He offered. They declined. If an issue of communication comes up, we know who to blame.

A new report from Politico states that the Congressional Black Caucus have refused an invitation to meet with President Trump, saying he has done nothing to advance their priorities, since their initial meeting in March. In fact, they feel his invite now is just for another photo-op.

Lawmakers in the 49-member group each received an invitation last week from Omarosa Manigault, the-reality-TV-star-turned-White-House-aide who has pitched herself as an unofficial liaison to the CBC.

“As requested by the president, we would like to schedule a follow-up meeting with the entire membership of the Congressional Black Caucus to discuss issues pertinent to your members,” Manigault wrote in the invitation, obtained by POLITICO.

But multiple CBC members said they were put off that she signed the invitation as “the Honorable Omarosa Manigault,” saying she hasn’t earned that title nor has she helped raise the profile of CBC issues within the White House as promised.

Yeah, the idea of Omarosa deciding to call herself “the Honorable Omarosa Manigault,” based on a made-up title would have put me off, as well.

With that aside, however, it’s laughable that the CBC feel the president owes it to them to advance their priorities – most of them the opposite of the current administration’s priorities – or that refusing to meet with him helps their efforts towards that end.

The group will meet today to discuss the invitation, but sources say rejection is a done deal.

The rejection is twofold.

For starters, they don’t feel cramming all 49 members into a room to discuss issues that are important to them would be productive.

A “too many cooks in the kitchen” situation.

Then there are the aforementioned issues they want addressed.

CBC sources said caucus members were miffed that the Trump budget proposal didn’t include additional funding for historically black colleges and universities after the president made a big show of meeting with leaders from those schools in the Oval Office in February.

Trump further angered the CBC when he issued a statement accompanying the stopgap funding bill in early May questioning the constitutionality of federal funding for historically black colleges and universities.

Other issues that the CBC had hoped to have addressed by now include criminal justice reform and voting rights.

I’ve heard a lot of good arguments for criminal justice reform, and I can agree that’s an issue that needs to be taken up.

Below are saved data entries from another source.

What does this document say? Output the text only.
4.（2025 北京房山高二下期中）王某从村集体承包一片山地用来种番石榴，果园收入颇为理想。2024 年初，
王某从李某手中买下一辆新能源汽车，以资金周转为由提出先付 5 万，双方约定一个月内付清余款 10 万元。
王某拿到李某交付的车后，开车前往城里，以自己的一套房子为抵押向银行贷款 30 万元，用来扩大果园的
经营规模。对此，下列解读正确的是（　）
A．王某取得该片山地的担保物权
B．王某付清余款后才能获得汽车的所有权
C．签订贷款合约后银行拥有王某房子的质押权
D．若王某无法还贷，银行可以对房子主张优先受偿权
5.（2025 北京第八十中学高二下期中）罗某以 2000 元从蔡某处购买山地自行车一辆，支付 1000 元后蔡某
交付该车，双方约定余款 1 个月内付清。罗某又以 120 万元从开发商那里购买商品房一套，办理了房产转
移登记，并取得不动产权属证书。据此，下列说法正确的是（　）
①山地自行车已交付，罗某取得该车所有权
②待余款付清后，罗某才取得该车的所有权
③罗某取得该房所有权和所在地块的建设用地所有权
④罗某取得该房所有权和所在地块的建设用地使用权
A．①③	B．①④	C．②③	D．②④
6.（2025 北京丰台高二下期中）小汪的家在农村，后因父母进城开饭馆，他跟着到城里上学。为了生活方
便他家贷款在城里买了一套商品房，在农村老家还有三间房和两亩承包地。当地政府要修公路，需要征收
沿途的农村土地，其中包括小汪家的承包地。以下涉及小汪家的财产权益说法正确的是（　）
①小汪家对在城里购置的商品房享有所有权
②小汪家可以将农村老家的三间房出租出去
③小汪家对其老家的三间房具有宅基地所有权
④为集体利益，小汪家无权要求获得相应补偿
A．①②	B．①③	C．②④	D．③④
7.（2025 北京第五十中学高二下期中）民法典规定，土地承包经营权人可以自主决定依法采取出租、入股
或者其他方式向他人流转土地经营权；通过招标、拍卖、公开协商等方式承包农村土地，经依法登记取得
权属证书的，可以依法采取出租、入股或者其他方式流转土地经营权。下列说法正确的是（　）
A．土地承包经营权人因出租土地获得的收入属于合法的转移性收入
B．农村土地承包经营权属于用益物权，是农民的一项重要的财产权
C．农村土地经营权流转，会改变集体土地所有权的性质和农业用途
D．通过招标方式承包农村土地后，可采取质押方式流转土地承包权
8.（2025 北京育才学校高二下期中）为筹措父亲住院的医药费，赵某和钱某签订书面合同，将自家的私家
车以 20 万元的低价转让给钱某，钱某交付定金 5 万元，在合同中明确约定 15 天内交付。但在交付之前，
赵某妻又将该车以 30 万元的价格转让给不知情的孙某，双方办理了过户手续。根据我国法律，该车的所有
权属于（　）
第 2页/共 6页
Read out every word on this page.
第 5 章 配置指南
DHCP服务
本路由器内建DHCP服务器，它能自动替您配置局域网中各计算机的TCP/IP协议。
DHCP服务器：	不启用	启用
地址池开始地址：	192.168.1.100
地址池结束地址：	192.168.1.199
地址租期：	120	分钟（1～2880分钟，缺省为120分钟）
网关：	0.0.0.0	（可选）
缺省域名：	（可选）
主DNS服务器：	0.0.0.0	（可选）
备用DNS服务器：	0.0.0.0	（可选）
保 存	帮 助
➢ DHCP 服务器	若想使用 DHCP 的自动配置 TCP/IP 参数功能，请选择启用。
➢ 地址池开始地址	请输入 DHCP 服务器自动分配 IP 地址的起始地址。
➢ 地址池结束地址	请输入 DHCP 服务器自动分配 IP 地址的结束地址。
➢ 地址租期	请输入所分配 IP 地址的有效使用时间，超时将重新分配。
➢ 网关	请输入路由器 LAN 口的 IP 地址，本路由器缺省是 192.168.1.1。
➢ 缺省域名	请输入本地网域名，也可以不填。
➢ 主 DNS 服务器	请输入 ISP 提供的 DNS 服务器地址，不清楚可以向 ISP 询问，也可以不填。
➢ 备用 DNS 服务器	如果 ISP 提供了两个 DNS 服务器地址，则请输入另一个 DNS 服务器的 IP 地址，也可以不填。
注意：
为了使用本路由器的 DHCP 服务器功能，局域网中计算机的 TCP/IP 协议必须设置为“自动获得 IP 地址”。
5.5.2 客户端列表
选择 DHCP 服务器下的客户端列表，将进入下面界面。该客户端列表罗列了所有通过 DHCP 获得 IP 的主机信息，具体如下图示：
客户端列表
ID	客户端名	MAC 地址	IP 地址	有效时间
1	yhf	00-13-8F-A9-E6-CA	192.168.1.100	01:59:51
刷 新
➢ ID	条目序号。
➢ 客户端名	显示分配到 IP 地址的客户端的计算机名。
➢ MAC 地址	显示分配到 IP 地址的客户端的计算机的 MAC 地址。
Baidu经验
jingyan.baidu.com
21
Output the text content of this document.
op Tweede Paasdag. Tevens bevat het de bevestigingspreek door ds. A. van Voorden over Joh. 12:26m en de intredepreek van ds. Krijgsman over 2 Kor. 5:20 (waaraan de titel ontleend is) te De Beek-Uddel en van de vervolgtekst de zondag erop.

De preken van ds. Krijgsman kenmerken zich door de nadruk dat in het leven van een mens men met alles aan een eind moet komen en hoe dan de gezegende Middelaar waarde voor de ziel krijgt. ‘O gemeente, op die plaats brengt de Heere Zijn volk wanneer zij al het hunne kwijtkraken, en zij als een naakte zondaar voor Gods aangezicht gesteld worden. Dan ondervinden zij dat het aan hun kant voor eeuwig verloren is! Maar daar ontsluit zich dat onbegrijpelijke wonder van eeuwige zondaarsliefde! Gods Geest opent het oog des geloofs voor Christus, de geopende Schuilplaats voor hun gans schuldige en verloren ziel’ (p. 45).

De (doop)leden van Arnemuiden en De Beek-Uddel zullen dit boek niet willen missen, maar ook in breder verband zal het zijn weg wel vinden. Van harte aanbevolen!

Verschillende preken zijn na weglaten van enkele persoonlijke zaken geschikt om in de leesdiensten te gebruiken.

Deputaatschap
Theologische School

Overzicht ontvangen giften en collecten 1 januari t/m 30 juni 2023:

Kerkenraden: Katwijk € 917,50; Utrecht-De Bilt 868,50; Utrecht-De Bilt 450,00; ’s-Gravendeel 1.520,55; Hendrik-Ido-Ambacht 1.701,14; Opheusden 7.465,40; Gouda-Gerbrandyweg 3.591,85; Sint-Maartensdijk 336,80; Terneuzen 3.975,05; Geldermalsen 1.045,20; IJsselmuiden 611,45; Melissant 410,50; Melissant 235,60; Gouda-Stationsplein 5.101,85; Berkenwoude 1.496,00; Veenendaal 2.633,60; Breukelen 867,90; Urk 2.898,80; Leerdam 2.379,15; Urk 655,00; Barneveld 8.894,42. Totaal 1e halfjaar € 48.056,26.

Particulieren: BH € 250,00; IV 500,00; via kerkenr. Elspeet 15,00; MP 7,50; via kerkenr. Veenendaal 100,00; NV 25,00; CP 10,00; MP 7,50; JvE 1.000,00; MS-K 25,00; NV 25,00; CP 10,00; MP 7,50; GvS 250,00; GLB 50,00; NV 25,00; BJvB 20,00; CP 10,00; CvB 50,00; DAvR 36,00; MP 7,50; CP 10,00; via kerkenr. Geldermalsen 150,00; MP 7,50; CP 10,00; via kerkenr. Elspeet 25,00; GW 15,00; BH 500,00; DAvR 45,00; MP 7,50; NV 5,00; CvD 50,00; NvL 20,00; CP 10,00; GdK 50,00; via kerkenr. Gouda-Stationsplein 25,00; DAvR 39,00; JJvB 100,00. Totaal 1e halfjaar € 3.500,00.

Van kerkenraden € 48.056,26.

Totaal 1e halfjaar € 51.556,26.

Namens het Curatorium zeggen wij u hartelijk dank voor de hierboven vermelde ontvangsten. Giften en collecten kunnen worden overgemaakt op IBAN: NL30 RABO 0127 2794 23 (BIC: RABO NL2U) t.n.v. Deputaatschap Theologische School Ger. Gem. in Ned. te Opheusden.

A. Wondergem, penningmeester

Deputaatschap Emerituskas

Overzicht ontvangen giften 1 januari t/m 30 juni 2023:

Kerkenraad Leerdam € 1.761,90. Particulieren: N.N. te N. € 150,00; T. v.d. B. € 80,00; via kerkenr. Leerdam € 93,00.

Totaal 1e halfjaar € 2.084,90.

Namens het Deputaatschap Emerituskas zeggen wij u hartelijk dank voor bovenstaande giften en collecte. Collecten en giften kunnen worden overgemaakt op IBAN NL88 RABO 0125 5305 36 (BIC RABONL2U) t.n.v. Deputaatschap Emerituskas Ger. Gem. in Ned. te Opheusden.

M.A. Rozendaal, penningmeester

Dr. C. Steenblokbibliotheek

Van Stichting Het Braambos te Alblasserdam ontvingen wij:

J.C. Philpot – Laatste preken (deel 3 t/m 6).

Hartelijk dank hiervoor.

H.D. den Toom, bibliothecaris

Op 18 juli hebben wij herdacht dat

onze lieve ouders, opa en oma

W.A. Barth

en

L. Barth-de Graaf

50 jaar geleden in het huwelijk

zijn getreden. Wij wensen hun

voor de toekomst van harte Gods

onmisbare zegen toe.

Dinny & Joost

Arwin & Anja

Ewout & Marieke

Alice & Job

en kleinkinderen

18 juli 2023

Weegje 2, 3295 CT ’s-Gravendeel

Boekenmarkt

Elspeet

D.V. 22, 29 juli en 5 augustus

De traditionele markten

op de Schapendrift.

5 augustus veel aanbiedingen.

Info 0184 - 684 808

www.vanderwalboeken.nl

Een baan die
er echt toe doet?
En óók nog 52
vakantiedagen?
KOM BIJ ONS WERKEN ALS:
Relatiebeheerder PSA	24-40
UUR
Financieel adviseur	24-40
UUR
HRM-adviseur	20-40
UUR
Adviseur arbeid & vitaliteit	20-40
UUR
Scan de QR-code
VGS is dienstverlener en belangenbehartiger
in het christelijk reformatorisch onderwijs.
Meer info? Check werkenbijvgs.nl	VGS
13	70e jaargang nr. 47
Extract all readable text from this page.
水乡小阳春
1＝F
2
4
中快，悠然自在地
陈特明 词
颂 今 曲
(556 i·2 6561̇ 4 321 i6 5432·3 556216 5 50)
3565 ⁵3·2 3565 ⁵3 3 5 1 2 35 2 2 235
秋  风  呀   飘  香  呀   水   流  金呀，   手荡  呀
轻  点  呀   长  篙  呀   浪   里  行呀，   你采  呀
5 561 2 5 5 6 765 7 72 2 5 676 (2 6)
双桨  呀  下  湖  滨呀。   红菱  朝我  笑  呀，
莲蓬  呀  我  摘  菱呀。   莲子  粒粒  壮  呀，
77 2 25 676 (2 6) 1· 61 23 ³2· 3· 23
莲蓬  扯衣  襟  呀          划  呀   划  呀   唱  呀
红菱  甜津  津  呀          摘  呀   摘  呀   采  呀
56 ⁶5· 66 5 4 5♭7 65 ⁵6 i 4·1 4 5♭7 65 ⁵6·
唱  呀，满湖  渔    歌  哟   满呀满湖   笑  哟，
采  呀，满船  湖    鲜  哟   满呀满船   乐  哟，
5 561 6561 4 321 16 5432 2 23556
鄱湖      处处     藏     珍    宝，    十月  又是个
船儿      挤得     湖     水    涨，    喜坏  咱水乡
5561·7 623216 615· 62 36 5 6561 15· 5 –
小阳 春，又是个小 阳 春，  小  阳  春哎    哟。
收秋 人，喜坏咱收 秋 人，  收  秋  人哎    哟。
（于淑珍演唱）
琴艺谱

As for voting rights, I’m not sure where they want to take that, unless they want to push for the return of voting rights for felons – something Democrats hold dear, mainly because such a large portion of their constituency are felons.

I get that the CBC have issues they want addressed, and they have every right to be heard. I also get they don’t want to be used for a photo-op. That being said, they can’t refuse to meet with the president, in total, and still maintain the right to complain that he isn’t listening to them.